Jirel de Joiry de Catherine L. MooreDe même, si son style est clair et limpide, il n’en reste pas moins assez lourd à la lecture. L’auteur nous décrit certes très bien les décors, mais semble parfois oublier qu’elle vient tout juste de le faire. Outre une répétition autour des thèmes, on se retrouve donc avec des répétitions récurrentes au sein même des nouvelles. Ce qui entrave au plaisir de lecture et alourdi les nouvelles de façon excessive. On ne peut malheureusement pas compter sur les scénarios, suite d’action-conséquences, pour nous enlever cette impression. La dernière nouvelle quant à elle, La quête de la pierre-étoile, qui fait se rencontrer deux héroïnes de l’auteur, ne m’a pas du tout convaincu.

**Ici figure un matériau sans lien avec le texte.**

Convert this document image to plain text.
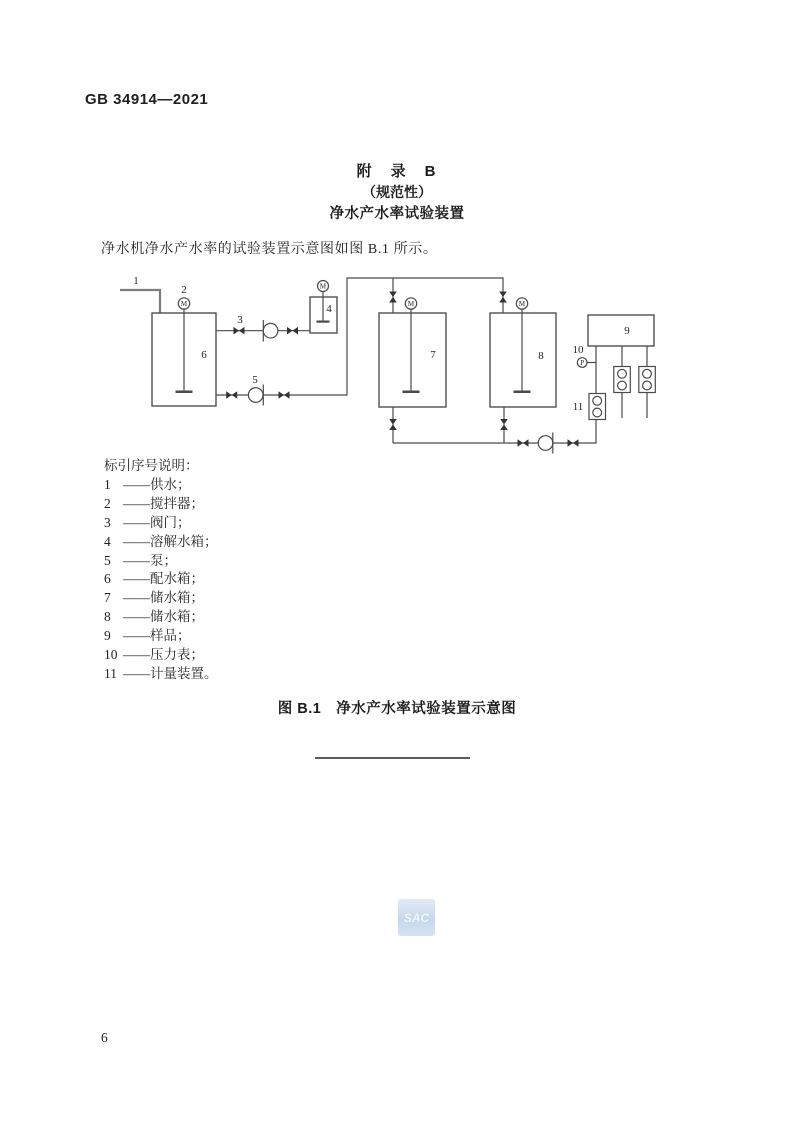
GB 34914—2021
附　录　B
（规范性）
净水产水率试验装置
净水机净水产水率的试验装置示意图如图 B.1 所示。
1
3
M
4
M
2
6
5
M
7
M
8
9
P
10
11
标引序号说明：
1 ——供水；
2 ——搅拌器；
3 ——阀门；
4 ——溶解水箱；
5 ——泵；
6 ——配水箱；
7 ——储水箱；
8 ——储水箱；
9 ——样品；
10 ——压力表；
11 ——计量装置。
图 B.1　净水产水率试验装置示意图
SAC
6
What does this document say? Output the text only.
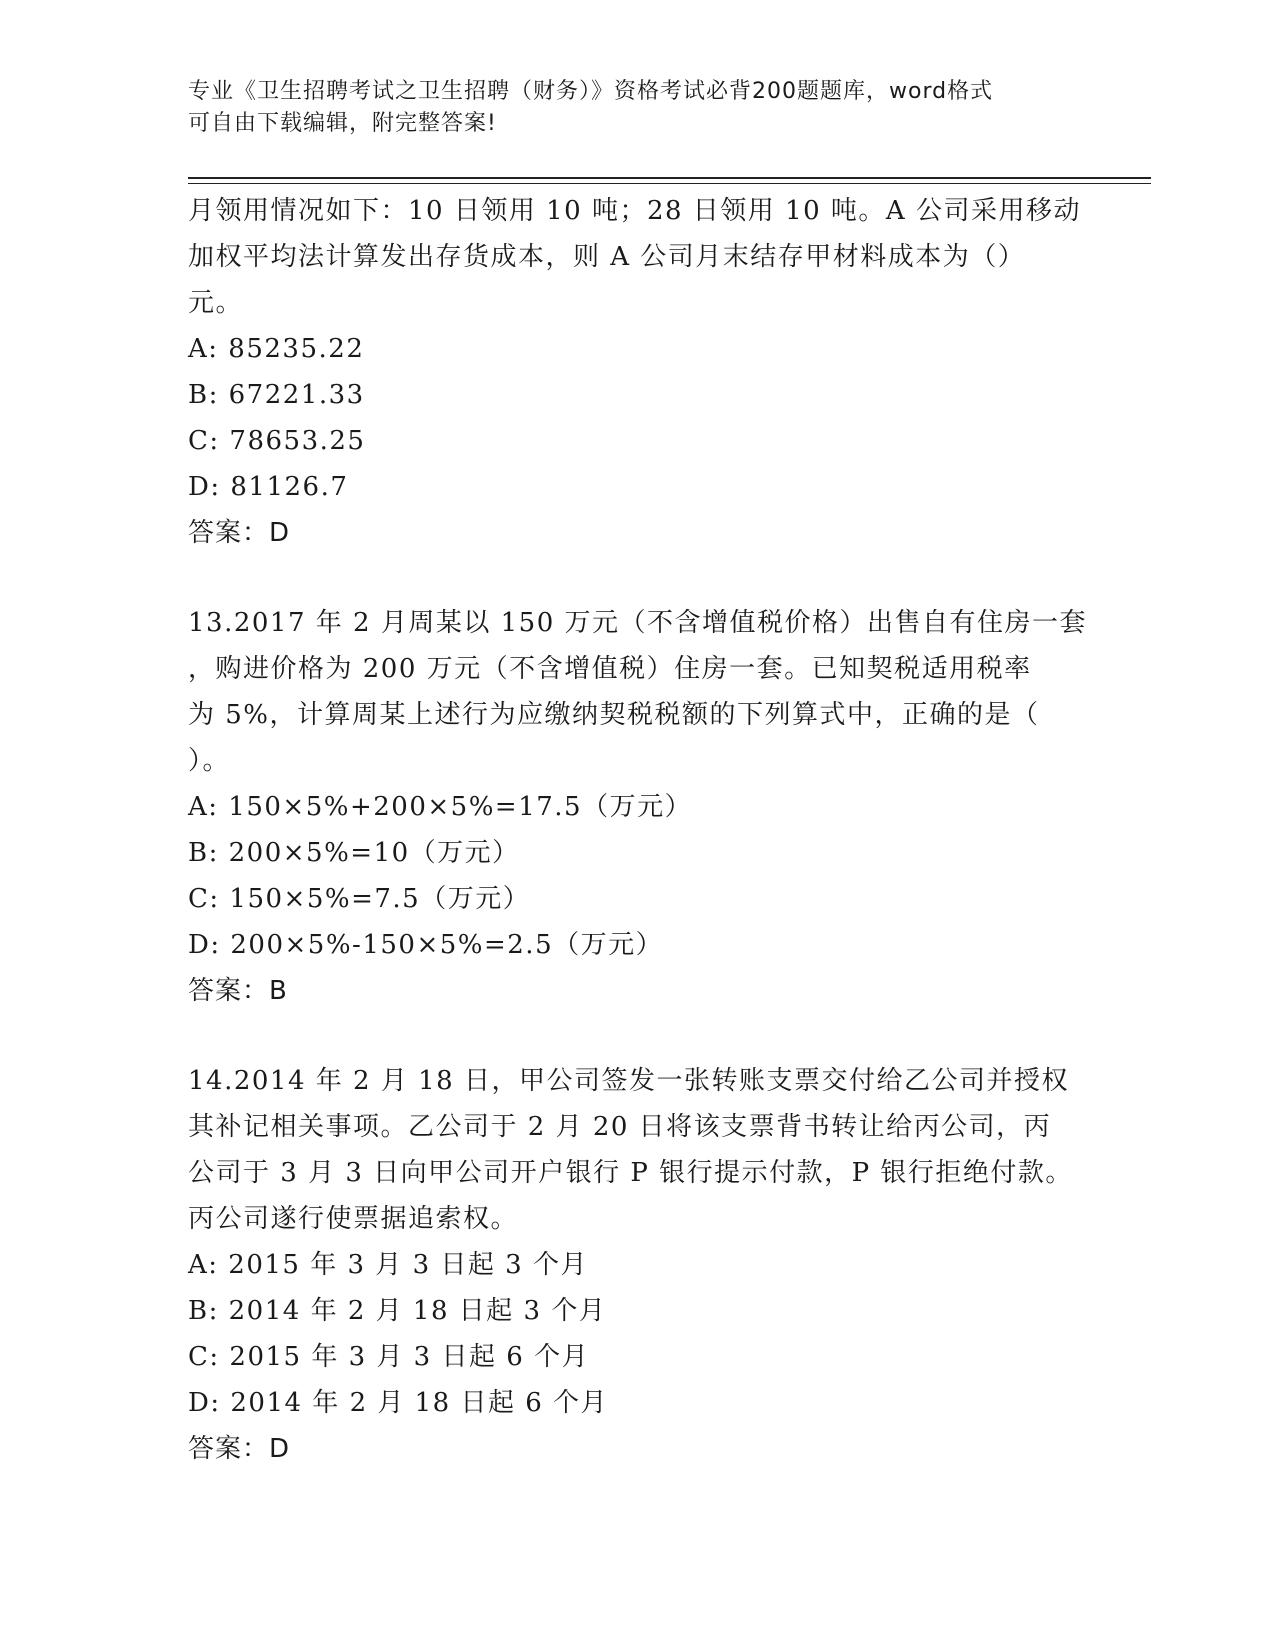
专业《卫生招聘考试之卫生招聘（财务）》资格考试必背200题题库，word格式
可自由下载编辑，附完整答案!
月领用情况如下：10 日领用 10 吨；28 日领用 10 吨。A 公司采用移动
加权平均法计算发出存货成本，则 A 公司月末结存甲材料成本为（）
元。
A: 85235.22
B: 67221.33
C: 78653.25
D: 81126.7
答案：D
13.2017 年 2 月周某以 150 万元（不含增值税价格）出售自有住房一套
，购进价格为 200 万元（不含增值税）住房一套。已知契税适用税率
为 5%，计算周某上述行为应缴纳契税税额的下列算式中，正确的是（
）。
A: 150×5%+200×5%=17.5（万元）
B: 200×5%=10（万元）
C: 150×5%=7.5（万元）
D: 200×5%-150×5%=2.5（万元）
答案：B
14.2014 年 2 月 18 日，甲公司签发一张转账支票交付给乙公司并授权
其补记相关事项。乙公司于 2 月 20 日将该支票背书转让给丙公司，丙
公司于 3 月 3 日向甲公司开户银行 P 银行提示付款，P 银行拒绝付款。
丙公司遂行使票据追索权。
A: 2015 年 3 月 3 日起 3 个月
B: 2014 年 2 月 18 日起 3 个月
C: 2015 年 3 月 3 日起 6 个月
D: 2014 年 2 月 18 日起 6 个月
答案：D
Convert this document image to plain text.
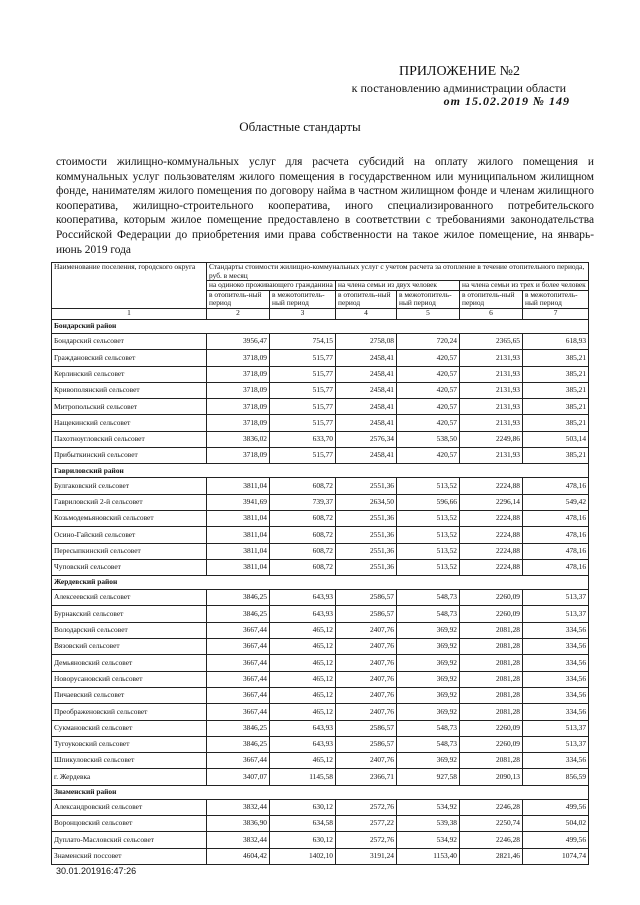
ПРИЛОЖЕНИЕ №2
к постановлению администрации области
от 15.02.2019 № 149
Областные стандарты
стоимости жилищно-коммунальных услуг для расчета субсидий на оплату жилого помещения и коммунальных услуг пользователям жилого помещения в государственном или муниципальном жилищном фонде, нанимателям жилого помещения по договору найма в частном жилищном фонде и членам жилищного кооператива, жилищно-строительного кооператива, иного специализированного потребительского кооператива, которым жилое помещение предоставлено в соответствии с требованиями законодательства Российской Федерации до приобретения ими права собственности на такое жилое помещение, на январь-июнь 2019 года
Наименование поселения, городского округа	Стандарты стоимости жилищно-коммунальных услуг с учетом расчета за отопление в течение отопительного периода, руб. в месяц					
	на одиноко проживающего гражданина		на члена семьи из двух человек		на члена семьи из трех и более человек	
	в отопитель-ный период	в межотопитель-ный период	в отопитель-ный период	в межотопитель-ный период	в отопитель-ный период	в межотопитель-ный период
1	2	3	4	5	6	7
Бондарский район						
Бондарский сельсовет	3956,47	754,15	2758,08	720,24	2365,65	618,93
Граждановский сельсовет	3718,09	515,77	2458,41	420,57	2131,93	385,21
Керлинский сельсовет	3718,09	515,77	2458,41	420,57	2131,93	385,21
Кривополянский сельсовет	3718,09	515,77	2458,41	420,57	2131,93	385,21
Митропольский сельсовет	3718,09	515,77	2458,41	420,57	2131,93	385,21
Нащекинский сельсовет	3718,09	515,77	2458,41	420,57	2131,93	385,21
Пахотноугловский сельсовет	3836,02	633,70	2576,34	538,50	2249,86	503,14
Прибыткинский сельсовет	3718,09	515,77	2458,41	420,57	2131,93	385,21
Гавриловский район						
Булгаковский сельсовет	3811,04	608,72	2551,36	513,52	2224,88	478,16
Гавриловский 2-й сельсовет	3941,69	739,37	2634,50	596,66	2296,14	549,42
Козьмодемьяновский сельсовет	3811,04	608,72	2551,36	513,52	2224,88	478,16
Осино-Гайский сельсовет	3811,04	608,72	2551,36	513,52	2224,88	478,16
Пересыпкинский сельсовет	3811,04	608,72	2551,36	513,52	2224,88	478,16
Чуповский сельсовет	3811,04	608,72	2551,36	513,52	2224,88	478,16
Жердевский район						
Алексеевский сельсовет	3846,25	643,93	2586,57	548,73	2260,09	513,37
Бурнакский сельсовет	3846,25	643,93	2586,57	548,73	2260,09	513,37
Володарский сельсовет	3667,44	465,12	2407,76	369,92	2081,28	334,56
Вязовский сельсовет	3667,44	465,12	2407,76	369,92	2081,28	334,56
Демьяновский сельсовет	3667,44	465,12	2407,76	369,92	2081,28	334,56
Новорусановский сельсовет	3667,44	465,12	2407,76	369,92	2081,28	334,56
Пичаевский сельсовет	3667,44	465,12	2407,76	369,92	2081,28	334,56
Преображеновский сельсовет	3667,44	465,12	2407,76	369,92	2081,28	334,56
Сукмановский сельсовет	3846,25	643,93	2586,57	548,73	2260,09	513,37
Тугоуковский сельсовет	3846,25	643,93	2586,57	548,73	2260,09	513,37
Шпикуловский сельсовет	3667,44	465,12	2407,76	369,92	2081,28	334,56
г. Жердевка	3407,07	1145,58	2366,71	927,58	2090,13	856,59
Знаменский район						
Александровский сельсовет	3832,44	630,12	2572,76	534,92	2246,28	499,56
Воронцовский сельсовет	3836,90	634,58	2577,22	539,38	2250,74	504,02
Дуплато-Масловский сельсовет	3832,44	630,12	2572,76	534,92	2246,28	499,56
Знаменский поссовет	4604,42	1402,10	3191,24	1153,40	2821,46	1074,74
30.01.201916:47:26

Du coup, même si j’ai plutôt apprécié le recueil dans son ensemble, mon avis final est assez mitigé. Jirel de Joiry est un recueil que je peux vous recommander sans crainte pour votre culture historique et littéraire. Il possède d’énormes qualités, que ce soit via son héroïne, via l’influence que Howard aura par la suite, ou simplement parce que c’est la l’un des premiers écrivains de l’imaginaire qui soit féminin. Mais le côté répétitif pourra être vu comme un très lourd poids, ce qui explique peut être que l’héroïne soit aujourd’hui plus ou moins oubliée. A noter cependant qu’une excellente préface de Patrick Marcel introduit très bien le volume et nous donne des détails qui permettent de bien mieux savourer les nouvelles, et d’appréhender leurs défauts.